Standards Commissioner rejects Cassola complaint against PL MPs

MPs had blocked a request to summon the Film Commissioner to appear before the Public Accounts Committee

The Standards Commissioner has dismissed a request by Momentum chair Arnold Cassola to investigate four PL MPs sitting on Parliament’s Public Accounts Committee, saying the case lies outside his jurisdiction.

In October, PL MPs Alex Muscat, Naomi Cachia, Amanda Spiteri Grech and Ramona Attard blocked a request for Film Commissioner Johann Grech to appear before the committee to give a full account of €7.2 million in payments on the Film Commission’s books.

During the sitting, the four government MPs argued that Grech had already provided sufficient information, voting against PAC chair Darren Carabott’s request to summon Grech.

Cassola promptly filed a complaint with the Standards Commissioner, saying the MPs’ vote “ensured that the public does not have an account of how the Film Commissioner spent €7 million in taxpayer funds”.

Cassola’s complaint initially also included MP Glenn Bedingfield, although this was withdrawn when it emerged that Bedingfield did not attend the committee sitting, with Naomi Cachia taking his place.

Nevertheless, the Standards Commissioner threw the case out, pointing to how his office does not have jurisdiction over matters that take place in parliament.
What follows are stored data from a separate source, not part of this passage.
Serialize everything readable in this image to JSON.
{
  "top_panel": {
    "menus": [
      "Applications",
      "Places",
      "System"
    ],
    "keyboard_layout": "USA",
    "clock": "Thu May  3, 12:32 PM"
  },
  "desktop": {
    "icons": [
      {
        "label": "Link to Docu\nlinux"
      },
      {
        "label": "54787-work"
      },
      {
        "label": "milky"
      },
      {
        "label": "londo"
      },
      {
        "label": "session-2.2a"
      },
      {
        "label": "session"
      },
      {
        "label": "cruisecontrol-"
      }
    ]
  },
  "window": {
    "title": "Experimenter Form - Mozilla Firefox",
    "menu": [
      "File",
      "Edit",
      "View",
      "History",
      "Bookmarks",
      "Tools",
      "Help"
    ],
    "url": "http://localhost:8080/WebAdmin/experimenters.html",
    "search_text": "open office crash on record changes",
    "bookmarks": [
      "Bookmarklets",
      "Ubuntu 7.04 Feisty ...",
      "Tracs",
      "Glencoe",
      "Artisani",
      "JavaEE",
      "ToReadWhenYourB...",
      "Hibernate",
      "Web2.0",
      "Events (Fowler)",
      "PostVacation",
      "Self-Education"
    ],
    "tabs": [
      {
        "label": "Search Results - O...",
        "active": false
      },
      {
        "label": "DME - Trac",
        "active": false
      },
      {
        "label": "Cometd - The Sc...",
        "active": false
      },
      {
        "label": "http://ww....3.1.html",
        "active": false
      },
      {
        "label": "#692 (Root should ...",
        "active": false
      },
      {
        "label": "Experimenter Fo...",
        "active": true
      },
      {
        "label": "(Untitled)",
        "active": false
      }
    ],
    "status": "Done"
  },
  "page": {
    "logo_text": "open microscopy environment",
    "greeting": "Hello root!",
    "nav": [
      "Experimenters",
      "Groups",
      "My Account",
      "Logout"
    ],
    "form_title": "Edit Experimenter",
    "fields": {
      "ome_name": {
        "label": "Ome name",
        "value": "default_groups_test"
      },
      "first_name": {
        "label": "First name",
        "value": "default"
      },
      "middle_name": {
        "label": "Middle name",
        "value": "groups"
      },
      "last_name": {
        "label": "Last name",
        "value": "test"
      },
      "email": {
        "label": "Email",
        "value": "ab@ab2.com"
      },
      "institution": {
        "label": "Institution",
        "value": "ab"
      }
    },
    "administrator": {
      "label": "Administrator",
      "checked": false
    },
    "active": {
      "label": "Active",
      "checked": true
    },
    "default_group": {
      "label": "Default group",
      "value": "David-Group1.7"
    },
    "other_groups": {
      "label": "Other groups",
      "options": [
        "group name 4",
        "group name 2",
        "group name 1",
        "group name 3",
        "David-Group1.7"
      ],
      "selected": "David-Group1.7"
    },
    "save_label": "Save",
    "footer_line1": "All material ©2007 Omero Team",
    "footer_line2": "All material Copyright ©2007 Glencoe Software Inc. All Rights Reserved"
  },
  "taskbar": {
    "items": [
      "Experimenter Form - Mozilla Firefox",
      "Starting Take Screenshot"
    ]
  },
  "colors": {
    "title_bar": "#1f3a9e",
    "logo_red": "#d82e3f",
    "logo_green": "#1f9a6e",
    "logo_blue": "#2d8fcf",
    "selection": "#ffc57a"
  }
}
The commissioner said several previous rulings had explained that parliamentary affairs fall under the Speaker’s responsibility. These included previous rulings on complaints linked to the same public accounts committee, the commissioner added.
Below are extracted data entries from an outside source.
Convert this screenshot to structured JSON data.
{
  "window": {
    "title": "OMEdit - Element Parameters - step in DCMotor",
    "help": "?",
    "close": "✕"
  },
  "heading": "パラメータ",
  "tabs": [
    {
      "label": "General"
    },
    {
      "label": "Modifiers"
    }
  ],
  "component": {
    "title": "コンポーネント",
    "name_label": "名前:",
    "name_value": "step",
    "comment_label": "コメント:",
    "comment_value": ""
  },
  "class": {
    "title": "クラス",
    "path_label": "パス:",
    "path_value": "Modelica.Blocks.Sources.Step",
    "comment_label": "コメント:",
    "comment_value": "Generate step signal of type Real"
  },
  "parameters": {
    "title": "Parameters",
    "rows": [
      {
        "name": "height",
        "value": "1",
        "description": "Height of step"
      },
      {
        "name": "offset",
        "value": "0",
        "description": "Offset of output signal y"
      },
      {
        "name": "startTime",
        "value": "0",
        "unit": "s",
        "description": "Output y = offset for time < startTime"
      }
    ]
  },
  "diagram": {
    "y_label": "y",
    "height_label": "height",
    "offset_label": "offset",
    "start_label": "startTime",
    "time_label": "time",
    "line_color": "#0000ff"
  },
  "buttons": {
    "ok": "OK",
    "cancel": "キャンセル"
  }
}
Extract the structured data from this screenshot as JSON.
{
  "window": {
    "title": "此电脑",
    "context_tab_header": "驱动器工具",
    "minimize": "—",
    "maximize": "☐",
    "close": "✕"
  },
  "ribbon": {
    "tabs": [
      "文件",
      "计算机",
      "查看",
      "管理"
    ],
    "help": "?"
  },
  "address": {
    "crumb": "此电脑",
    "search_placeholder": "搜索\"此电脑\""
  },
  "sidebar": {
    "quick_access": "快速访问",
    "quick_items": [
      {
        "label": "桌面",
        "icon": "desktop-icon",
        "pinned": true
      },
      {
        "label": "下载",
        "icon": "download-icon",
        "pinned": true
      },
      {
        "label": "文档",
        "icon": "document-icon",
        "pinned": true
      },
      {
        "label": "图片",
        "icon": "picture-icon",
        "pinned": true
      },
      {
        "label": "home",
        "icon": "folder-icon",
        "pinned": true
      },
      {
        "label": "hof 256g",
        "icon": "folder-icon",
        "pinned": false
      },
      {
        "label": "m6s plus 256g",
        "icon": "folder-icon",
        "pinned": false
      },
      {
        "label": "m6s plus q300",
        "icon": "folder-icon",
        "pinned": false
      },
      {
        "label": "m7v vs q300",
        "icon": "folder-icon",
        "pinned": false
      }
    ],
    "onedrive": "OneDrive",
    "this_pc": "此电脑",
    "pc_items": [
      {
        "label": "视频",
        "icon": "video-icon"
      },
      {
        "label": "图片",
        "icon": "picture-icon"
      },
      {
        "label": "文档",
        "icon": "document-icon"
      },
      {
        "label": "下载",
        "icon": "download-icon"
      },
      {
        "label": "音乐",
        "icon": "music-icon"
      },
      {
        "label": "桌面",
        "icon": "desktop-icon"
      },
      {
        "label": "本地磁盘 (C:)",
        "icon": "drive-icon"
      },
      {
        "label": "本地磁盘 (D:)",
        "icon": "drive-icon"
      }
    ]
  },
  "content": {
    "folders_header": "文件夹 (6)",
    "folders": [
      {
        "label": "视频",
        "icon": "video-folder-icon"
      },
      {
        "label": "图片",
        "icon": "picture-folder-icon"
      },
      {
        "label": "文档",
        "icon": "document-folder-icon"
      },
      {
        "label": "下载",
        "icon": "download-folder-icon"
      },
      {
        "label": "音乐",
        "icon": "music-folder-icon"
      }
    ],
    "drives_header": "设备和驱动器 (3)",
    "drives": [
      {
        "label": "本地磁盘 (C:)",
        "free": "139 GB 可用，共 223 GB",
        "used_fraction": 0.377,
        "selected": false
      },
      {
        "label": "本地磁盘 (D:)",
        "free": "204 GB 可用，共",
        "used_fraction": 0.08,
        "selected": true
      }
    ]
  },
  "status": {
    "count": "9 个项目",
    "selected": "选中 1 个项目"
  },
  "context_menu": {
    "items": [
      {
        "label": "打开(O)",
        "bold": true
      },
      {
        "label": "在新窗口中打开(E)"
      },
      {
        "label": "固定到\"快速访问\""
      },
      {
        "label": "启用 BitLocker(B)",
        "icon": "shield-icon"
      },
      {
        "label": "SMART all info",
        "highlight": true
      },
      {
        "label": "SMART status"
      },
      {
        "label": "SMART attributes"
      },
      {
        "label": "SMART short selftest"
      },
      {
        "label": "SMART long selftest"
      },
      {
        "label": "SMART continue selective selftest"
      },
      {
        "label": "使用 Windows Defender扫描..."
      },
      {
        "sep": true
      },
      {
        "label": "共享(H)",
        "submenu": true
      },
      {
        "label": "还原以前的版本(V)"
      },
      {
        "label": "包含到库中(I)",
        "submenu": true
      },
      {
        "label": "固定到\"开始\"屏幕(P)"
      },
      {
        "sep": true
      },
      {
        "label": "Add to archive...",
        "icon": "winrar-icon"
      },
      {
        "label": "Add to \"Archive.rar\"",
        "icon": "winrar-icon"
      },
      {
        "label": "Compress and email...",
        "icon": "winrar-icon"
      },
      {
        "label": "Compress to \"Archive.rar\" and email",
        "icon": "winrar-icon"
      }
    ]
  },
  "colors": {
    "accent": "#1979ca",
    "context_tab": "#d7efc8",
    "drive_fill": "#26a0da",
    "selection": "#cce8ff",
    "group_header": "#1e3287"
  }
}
Furthermore, “each MP has the right and duty to vote according to how they feel is right and should not be found to have breached ethics simply because of how they vote,” he said.
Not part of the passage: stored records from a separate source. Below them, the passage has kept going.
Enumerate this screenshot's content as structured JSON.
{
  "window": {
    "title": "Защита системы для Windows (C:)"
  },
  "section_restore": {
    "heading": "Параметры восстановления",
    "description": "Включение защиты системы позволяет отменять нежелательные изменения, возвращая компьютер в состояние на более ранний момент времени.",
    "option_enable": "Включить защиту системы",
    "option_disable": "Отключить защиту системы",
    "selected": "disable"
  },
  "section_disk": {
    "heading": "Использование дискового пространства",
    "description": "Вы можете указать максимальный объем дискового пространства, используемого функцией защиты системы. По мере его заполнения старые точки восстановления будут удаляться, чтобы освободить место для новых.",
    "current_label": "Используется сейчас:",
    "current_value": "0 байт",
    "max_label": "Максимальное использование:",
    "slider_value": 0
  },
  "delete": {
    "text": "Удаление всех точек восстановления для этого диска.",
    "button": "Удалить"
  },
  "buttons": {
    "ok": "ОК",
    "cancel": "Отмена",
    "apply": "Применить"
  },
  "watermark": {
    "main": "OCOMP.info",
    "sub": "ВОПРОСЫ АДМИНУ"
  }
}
He also pointed to a previous ruling which found that now-PN leader Alex Borg had breached ethics for misleading comments he had made when justifying his vote over an amendment to the Fort Chambray concession.

In that ruling, the commissioner had said that “the breach of ethics came from the factual inaccuracies in his comments, not in how he voted over the motion”.

Ultimately, there were no grounds for an investigation to take place, the commissioner concluded.

Reacting to the ruling, Cassola said "yesterday we got to know that MPs are free to lie. Today, we get to know that MPs are free to vote as they deem, even if they are obstructing the quest for justice and truth. We wonder if there is any other such parliament in democratic Europe where MPs are allowed to behave this way".